В надежде, что потом догонит Анджу — только с силами соберется, — Джина остановилась передохнуть. Дождь кончился. Вроде бы совсем, ни капли не падало. Но стоило кому-то упомянуть об этом, как на людей обрушился косой ливень — точно в наказание за легковерие. «Нужно всегда лукавить, — подумала Джина. — Если понадеешься на что-нибудь, молчи, не говори другому. Но кому другому?» — спросила она себя и не нашла ответа. Тучи не расходятся, висят вниз головой. Плечами уперлись в леса, головы к потокам нагнули, морды в долины опустили — вынюхивают людей, дышат им в затылки.
— Хорошо, что тучи низко, — до Джины доносятся голоса проходящих мимо людей.
— Самолетов будет меньше, а то и вовсе не прилетят.
— Черта с два! И вчера тучи были низко, а они весь лес прочесали. Как знать! Ничего не известно.
— И им нехота в такую погоду лететь. Если и прилетят, целиться не смогут. И то дело.
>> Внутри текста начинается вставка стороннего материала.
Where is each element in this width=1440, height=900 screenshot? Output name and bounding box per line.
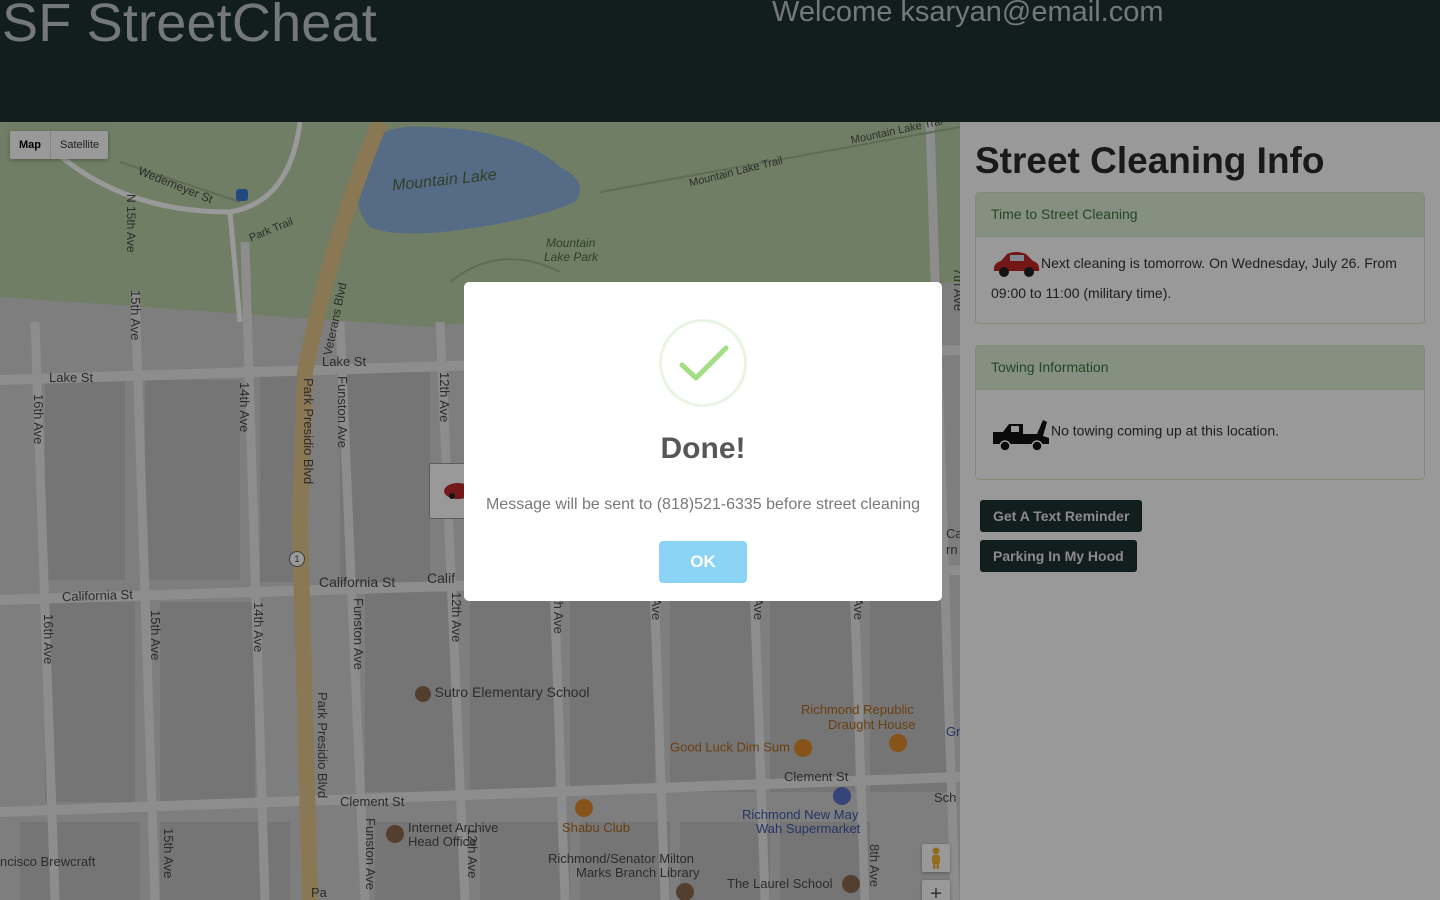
success-check-icon	[659, 319, 747, 407]
success-dialog: Done! Message will be sent to (818)521-6…	[464, 282, 942, 601]
ok-button[interactable]: OK	[659, 541, 747, 583]
dialog-title: Done!	[660, 432, 746, 465]
dialog-message: Message will be sent to (818)521-6335 be…	[485, 496, 921, 513]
Однако немцы норовят возместить отсутствие самолетов пушками: стреляют и с холма, что за рекой, и из-за зеленых укрытий, и из расщелин в скалах, но торопятся и бьют впустую. Иногда разворотят дорогу, обрушат на людей земляной шквал, а колонна обогнет воронку и снова течет себе, словно река, — проклятая, одержимая река, повернувшая вспять, в гору.
Кто-то толкнул Джину. Она поскользнулась и рассерженно сказала:
— Эй, товарищ, что же ты? Почему не смотришь?
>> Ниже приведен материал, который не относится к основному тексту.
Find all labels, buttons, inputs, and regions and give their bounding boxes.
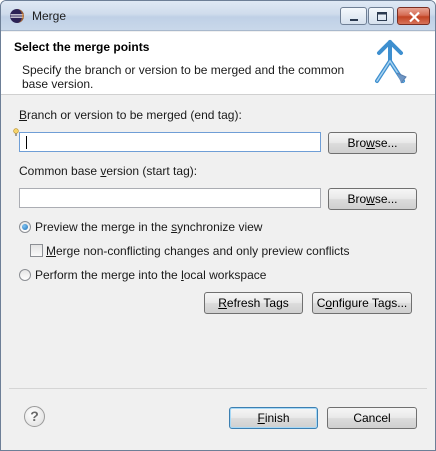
perform-radio-label[interactable]: Perform the merge into the local workspa… (35, 268, 266, 282)
refresh-tags-button[interactable]: Refresh Tags (204, 292, 303, 314)
help-icon[interactable]: ? (24, 406, 45, 427)
text-caret (26, 136, 27, 149)
page-title: Select the merge points (14, 40, 150, 54)
minimize-icon (350, 19, 358, 21)
minimize-button[interactable] (340, 7, 367, 25)
configure-tags-button[interactable]: Configure Tags... (312, 292, 412, 314)
maximize-button[interactable] (368, 7, 394, 25)
page-description: Specify the branch or version to be merg… (22, 63, 345, 91)
base-tag-label: Common base version (start tag): (19, 164, 198, 178)
preview-radio-label[interactable]: Preview the merge in the synchronize vie… (35, 220, 262, 234)
non-conflicting-checkbox[interactable] (30, 244, 43, 257)
end-tag-browse-button[interactable]: Browse... (328, 132, 417, 154)
window-title: Merge (32, 9, 67, 23)
close-button[interactable] (397, 7, 430, 25)
end-tag-input[interactable] (19, 132, 321, 152)
cancel-button[interactable]: Cancel (327, 407, 417, 429)
title-bar[interactable]: Merge (1, 1, 435, 31)
preview-radio[interactable] (19, 221, 31, 233)
maximize-icon (377, 12, 387, 21)
merge-arrows-icon (375, 40, 407, 84)
eclipse-icon (10, 9, 24, 23)
perform-radio[interactable] (19, 269, 31, 281)
non-conflicting-checkbox-label[interactable]: Merge non-conflicting changes and only p… (46, 244, 350, 258)
end-tag-label: Branch or version to be merged (end tag)… (19, 108, 242, 122)
finish-button[interactable]: Finish (229, 407, 318, 429)
base-tag-input[interactable] (19, 188, 321, 208)
footer-separator (9, 388, 427, 389)
merge-dialog: Merge Select the merge points Specify th… (0, 0, 436, 451)
wizard-header: Select the merge points Specify the bran… (1, 32, 435, 95)
close-icon (409, 11, 420, 23)
base-tag-browse-button[interactable]: Browse... (328, 188, 417, 210)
— Сама, милая, смотри! Хочешь, чтобы я за тобой смотрел? Тогда подойди — я тебя подниму.
— Эх ты! Видно, не знаешь ты, что такое товарищество, — сказала Джина.
— Товарищество вместе с хлебом сгинуло, — вмешался в разговор другой.
— Товарищ, дай и мне хлеба, — послышался голодный детский голосок.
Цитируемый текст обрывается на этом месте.